The last stretch of the corridor was heavily laden with Guardians. Water was a precious resource, and one worth fighting over. Blood had been spilt in Delta tower over water. Water was Delta’s job. Water filtration and supply to all other towers. Every tower had a responsibility. Zack turned to Ronson as they rounded the corner. “You scrub up all right, you know that?” Zack could see that Ronson’s natural instinct was to keep his head down, but this statement made him look up, made him consider the idea that he could still pass for something near human.
“I do?”
“Chin up, Ronny,” Zack whispered. “You belong here, remember? Don’t give the game away.” Zack gave Ronson a slap on the back, let out a laugh that ground its way out from the pit of his stomach as if they were discussing something else. “And yeah, you do.” Zack nodded at the final Guardians, their agreement to turn a blind eye already cemented in place from the many trades before.
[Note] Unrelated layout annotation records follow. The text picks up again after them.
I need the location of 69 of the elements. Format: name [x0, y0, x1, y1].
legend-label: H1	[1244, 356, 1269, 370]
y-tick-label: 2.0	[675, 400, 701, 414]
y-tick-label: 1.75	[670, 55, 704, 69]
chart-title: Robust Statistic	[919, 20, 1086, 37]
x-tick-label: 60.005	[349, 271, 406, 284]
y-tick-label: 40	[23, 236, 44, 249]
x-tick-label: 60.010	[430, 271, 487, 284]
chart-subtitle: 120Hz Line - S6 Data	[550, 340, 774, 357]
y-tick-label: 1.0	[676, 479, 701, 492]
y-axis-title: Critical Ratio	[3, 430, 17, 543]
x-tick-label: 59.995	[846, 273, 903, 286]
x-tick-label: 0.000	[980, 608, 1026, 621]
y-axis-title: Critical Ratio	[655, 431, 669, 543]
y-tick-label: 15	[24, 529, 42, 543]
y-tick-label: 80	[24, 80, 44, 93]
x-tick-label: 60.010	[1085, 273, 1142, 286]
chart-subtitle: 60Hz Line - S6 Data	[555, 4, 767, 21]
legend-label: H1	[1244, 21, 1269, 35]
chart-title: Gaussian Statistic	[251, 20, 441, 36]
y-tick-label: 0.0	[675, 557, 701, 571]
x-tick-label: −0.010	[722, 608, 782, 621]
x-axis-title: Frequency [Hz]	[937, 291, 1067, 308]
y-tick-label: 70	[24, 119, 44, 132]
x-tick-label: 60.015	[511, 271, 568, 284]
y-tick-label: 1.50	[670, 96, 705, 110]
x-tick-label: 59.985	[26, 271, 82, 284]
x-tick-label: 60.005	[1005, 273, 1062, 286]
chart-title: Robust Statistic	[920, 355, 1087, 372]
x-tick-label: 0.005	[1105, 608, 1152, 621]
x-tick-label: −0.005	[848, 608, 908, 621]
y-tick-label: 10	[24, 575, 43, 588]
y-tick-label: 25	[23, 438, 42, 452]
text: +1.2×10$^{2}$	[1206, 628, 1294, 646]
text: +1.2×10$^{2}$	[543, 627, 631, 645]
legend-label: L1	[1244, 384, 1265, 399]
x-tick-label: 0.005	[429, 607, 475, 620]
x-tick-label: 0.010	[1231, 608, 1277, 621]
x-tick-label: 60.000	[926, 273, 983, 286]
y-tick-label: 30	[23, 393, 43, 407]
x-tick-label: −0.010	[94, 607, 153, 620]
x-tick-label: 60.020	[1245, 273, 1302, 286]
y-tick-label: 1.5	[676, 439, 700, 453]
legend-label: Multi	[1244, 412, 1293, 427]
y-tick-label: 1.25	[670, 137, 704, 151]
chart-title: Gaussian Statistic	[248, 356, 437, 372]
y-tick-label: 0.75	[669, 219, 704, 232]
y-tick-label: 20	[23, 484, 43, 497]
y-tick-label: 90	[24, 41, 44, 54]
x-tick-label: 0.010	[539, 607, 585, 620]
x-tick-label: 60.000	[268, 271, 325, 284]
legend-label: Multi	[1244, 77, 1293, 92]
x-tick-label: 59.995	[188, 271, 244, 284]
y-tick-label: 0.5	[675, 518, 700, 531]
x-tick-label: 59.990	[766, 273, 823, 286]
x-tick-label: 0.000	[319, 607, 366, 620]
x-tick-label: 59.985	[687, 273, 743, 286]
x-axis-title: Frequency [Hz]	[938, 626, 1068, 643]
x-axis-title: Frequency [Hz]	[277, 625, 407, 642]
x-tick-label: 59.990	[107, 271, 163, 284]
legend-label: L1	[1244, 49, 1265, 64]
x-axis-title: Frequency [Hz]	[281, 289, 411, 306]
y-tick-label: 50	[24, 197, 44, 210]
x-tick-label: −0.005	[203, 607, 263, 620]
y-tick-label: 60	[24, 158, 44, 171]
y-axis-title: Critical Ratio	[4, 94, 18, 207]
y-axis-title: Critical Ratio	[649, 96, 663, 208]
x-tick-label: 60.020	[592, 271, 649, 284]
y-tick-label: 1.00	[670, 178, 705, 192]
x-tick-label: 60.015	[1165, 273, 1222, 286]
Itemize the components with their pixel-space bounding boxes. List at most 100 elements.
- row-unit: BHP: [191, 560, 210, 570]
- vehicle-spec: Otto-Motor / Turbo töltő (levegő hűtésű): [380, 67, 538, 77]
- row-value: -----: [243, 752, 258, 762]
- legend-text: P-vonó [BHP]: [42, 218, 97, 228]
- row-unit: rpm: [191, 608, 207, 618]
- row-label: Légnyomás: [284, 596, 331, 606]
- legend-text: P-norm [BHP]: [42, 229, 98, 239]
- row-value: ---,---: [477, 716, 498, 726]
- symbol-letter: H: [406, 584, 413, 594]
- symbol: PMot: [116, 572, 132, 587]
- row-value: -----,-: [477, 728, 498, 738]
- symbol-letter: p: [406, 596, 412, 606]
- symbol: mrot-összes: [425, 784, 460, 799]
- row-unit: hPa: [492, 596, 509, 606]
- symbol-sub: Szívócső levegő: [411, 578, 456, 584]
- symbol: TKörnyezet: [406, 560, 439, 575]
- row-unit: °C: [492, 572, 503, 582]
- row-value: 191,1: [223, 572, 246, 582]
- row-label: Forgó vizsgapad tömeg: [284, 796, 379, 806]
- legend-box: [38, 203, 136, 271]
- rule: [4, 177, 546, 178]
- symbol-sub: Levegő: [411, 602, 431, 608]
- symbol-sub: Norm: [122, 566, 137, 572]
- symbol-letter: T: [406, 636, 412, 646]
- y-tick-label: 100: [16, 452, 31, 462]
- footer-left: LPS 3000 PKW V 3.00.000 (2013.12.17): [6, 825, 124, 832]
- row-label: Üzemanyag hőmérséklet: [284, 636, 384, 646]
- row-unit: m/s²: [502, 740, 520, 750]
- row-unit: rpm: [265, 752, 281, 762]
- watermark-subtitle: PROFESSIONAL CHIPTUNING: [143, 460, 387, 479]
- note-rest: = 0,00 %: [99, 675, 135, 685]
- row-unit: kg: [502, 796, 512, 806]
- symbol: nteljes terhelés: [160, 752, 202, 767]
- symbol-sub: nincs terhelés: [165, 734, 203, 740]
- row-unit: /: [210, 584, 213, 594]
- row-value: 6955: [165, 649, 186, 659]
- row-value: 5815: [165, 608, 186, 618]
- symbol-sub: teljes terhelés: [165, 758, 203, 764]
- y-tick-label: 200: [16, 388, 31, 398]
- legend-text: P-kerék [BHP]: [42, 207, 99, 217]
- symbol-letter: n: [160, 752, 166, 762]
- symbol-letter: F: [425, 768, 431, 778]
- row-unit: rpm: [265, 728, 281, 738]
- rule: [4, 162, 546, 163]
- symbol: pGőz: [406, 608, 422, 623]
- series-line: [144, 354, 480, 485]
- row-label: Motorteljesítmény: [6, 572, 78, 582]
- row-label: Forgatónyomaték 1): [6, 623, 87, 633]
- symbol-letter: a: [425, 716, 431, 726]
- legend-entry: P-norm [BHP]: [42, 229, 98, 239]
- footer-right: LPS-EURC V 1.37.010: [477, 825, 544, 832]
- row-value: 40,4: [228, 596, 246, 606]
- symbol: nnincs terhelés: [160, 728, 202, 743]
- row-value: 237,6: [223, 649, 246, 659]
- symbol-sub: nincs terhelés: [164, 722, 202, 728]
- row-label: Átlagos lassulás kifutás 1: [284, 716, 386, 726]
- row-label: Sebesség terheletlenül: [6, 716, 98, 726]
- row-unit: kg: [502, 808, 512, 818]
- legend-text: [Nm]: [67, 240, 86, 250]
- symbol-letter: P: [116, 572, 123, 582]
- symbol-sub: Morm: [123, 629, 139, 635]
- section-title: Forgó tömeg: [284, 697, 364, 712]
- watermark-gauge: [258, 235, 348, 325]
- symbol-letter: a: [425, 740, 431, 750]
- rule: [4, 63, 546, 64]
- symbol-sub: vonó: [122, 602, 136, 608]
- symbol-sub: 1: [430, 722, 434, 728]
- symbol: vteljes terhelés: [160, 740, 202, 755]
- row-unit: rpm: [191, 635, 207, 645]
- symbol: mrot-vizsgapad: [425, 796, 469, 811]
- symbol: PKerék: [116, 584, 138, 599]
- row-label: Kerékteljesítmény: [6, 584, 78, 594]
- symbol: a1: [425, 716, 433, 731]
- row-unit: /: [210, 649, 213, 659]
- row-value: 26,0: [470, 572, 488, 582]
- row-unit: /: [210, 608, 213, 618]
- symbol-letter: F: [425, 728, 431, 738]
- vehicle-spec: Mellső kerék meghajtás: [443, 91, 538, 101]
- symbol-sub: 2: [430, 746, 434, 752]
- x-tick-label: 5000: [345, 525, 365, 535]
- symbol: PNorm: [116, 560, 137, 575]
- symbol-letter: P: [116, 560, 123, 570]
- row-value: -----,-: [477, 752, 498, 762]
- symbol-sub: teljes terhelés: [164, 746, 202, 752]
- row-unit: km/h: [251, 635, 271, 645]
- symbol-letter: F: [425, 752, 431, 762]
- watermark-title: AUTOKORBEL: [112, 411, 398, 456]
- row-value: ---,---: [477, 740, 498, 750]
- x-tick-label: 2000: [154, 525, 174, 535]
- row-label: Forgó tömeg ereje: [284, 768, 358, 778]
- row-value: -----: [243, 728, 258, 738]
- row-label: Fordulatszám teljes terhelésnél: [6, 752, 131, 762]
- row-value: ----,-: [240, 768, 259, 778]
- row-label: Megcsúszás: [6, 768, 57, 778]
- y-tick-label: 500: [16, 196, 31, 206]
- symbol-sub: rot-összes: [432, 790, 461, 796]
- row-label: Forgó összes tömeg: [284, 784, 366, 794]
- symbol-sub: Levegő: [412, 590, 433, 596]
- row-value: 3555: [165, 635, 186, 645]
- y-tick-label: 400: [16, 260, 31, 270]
Zack pushed open the door to the water treatment plant. Ronson stared at the three giant pipes rising up along the far wall. Attached to each was a series of taps, all locked behind a reception desk boarded up with wired glass. There was a gate at the side that opened with an electronic grunt when Zack punched in a key code.
“Won’t be long before others arrive. Hand me the card.” Ronson fumbled in his pocket, his fingers clumsy with nervous excitement. “Thanks,” Zack said as he took it from him. He pushed it into a card reader, and the name Boris Matthews shone in tiny yellow LED dots. Zack pulled a large plastic container from underneath the counter and positioned the opening up to the tap behind him. After a couple of clicks on the computer they heard the rumble of water cascading against the plastic.